Her yargı ve her yargının çelişiği için aynı güçte sebepler vardır. Bu nedenle, yapılması gereken şey, yargı vermekten kaçınmaktır.

(9)

Pyrron'un öğrencisi Timon (325-235) da, buna benzer bir yol izler. Mutluluğa erişmek isteyen, şu üç noktayı göz önünde bulundurmalıdır: 1. Nesneler nasıldır; 2, Nesneler karşısında nasıl tavır alırız; 3. Nesneler karşısında alınan tavırdan nasıl bir (teorik ve pratik) sonuç doğar? Timon’a göre, nesneler kesin olarak birbirlerinden ayırt edilemezler, onlar değişme içindedirler ve onlar hakkında yargı verilemez. Algı ve tasavvurumuz, nesnelerin değişmesi karşısında ne doğru ne de yanlıştır. Bunun için, algı ve

tasavvurumuza güvenemeylz. Eğer böyle hareket edersek o zaman ilkin nesneler hakkında yargı vermekten kaçınmaya, yani teorik bağlılıktan kurtulmaya, sonra da ruhun

sarsılmazlığına (mutluluğa) ulaşırız.

Pyrrhon ve Timon'un temsil ettiği şüpheciliğe Eski şüphecilik denir. Bunu Akademi şüpheciliği takip eder. Buna akademi şüpheciliği denmesinin nedeni, bu şüpheciliği temsil eden Arkesilaos (316-241) ve Karneades (214-129)'in, Platon'un kurduğu felsefe okulu olan Akademi'de etkili ve öncü olmalarından ileri gelir. Akademi şüpheciliğine göre, hakikati bilebilecek ölçütten yoksunuz ve bunun için hakikati bilemeyiz.

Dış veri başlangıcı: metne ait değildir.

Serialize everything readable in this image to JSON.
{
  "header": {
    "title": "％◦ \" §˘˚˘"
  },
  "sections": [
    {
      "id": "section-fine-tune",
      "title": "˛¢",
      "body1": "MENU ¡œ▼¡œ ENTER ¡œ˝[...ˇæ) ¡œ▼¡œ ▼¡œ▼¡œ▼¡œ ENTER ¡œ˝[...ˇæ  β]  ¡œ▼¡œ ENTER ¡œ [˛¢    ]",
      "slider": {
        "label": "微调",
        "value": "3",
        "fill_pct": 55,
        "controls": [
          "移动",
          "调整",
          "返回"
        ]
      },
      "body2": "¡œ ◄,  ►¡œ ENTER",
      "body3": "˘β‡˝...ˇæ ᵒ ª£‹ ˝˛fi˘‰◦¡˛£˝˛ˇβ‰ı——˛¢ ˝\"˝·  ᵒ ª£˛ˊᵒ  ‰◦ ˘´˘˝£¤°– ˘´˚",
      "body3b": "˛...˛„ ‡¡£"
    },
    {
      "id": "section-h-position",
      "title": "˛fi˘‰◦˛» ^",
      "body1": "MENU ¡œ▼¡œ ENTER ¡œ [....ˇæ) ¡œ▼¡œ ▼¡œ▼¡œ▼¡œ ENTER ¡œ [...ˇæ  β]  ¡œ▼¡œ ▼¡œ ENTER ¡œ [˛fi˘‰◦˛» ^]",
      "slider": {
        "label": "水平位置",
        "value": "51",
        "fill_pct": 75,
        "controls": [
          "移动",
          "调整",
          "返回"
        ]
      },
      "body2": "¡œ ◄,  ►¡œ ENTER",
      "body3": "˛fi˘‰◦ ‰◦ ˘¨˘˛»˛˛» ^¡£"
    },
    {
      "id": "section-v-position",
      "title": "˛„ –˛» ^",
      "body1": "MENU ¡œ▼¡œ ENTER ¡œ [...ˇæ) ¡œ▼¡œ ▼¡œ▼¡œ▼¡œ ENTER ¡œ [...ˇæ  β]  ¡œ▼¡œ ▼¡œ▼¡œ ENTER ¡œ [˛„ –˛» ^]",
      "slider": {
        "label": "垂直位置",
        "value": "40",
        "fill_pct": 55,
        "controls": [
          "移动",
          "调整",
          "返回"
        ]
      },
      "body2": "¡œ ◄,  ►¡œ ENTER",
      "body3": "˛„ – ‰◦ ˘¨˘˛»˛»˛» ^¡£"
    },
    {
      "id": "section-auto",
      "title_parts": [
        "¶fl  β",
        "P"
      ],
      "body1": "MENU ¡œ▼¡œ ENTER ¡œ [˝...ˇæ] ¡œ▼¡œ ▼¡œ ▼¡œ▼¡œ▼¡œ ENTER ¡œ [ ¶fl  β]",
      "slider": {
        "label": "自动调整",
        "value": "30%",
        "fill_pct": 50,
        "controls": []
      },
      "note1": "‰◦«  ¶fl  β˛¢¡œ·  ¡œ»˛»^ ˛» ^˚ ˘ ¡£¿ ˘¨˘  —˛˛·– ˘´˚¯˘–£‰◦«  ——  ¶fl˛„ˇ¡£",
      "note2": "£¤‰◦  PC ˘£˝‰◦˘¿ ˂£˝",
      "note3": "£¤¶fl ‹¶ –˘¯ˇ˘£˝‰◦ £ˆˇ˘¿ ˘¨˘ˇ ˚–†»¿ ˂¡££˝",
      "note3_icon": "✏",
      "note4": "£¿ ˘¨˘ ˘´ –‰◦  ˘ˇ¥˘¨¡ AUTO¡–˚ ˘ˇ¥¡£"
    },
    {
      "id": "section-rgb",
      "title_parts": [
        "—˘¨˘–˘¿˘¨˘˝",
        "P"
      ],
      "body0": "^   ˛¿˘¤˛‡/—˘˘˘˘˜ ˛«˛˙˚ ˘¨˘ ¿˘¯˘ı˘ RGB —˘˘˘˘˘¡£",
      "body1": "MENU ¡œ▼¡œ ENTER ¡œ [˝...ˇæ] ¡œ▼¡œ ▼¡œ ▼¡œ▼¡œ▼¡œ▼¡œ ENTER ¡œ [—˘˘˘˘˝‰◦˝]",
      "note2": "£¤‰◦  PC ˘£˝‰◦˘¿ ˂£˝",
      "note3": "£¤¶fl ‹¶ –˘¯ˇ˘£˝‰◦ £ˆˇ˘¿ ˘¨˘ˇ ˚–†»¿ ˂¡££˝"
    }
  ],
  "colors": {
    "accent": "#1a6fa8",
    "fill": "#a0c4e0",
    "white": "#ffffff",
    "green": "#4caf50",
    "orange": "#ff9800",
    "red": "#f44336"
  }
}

Üçüncü şüpheci okul, Duyumcu (sansüalist) şüpheciliktir. Bu okul, iki yüzyıllık bir aradan sonra doğar. Temsilcileri, Ainesidemos (130-80) daha sonra Agrippa (M.S. 2. yüzyıl) ve Sextus Empirikostur (M.S. 2-3. yüzyıl). Septiklerin ortaya attıkları bütün kanıtları Sextus Empirikos bir kitap halinde toplamıştır. Bu kanıtlardan bazıları şunlardır: 1. Aynı şeyler, farklı insanlarda farklı etkiler yapar. 2. Her insan duyu bakımından farklı yaratılmıştır. 3.

Algılar, içinde bulunduğumuz duruma göre değişirler. Duyusal izlenimler, onların ilk defa algılanıp algılanmadıklarına göre değişirler.

Yukarıda genel niteliklerini belirttiğimiz anlamda şüphecilik, artık tarihî bir felsefe, bilgi ve hakikat görüşüdür. Doğmuş olduğu çağda, dogmatik düşünceye karşı insan zihnini uyarmasıyla büyük hizmet etmiş bir düşünüş olarak görülmelidir. Bu uyarma, hiç şüphesiz, daha sonraki yüzyıllarda ortaya çıkan bilimsel şüphe için de hazırlayıcı olmuştur,

Rönesans'tan sonra pozitif doğa bilimlerinin doğması ve gelişmesi, bu bilimsel şüpheyi, .metot şüphesini de beraberinde getirmiştir. Gerek Descartes'ta ve gerekse Hume'da bu şüphe felsefî temelini bulur. Örneğin Descartes'a göre kuşku duymak amaç değil, bir araçtır, onda kuşku doğru ve kesin bilgiye ulaşmada bir araç konumundadır. Bu tür kuşkuculuğa yöntemsel kuşkuculuk adı verilir. Çünkü Descartes'a göre doğru ve kesin bilgiye ulaşmak olanaklıdır, Bu bilimsel şüphe, bilim adamlarının, araştırıcının hakikati bulmasını, hatâya düşmemesini sağlar. Daha sonra da bilimsel yöntemin ayrılmaz bir parçası olur. Şöyle ki, bilim adamı araştırdığı olayları, tam, hatasız olarak açıklaymcaya kadar yaptığı her açıklama taslağından, hipotezden şüphe eder. Ama, deney bu açıklamayı doğruluyorsa, o zaman bu açıklama bir hakikat ve bir yasa halini alır. Hakikate ulaşır ulaşmaz, bilim adamı hemen şüpheyi terk eder. Yöntemsel kuşkuculukla birlikte dört çeşit kuşkuculuk tesbit edebiliriz:

1. Bir tavır olarak şüphecilik, felsefenin yapısında bulunan eleştirici tavır bir tür

şüpheciliktir. Bu anlamda yani felsefi bakımdan sağlıklı bir tavır olarak şüphe felsefenin ruhunda vardır.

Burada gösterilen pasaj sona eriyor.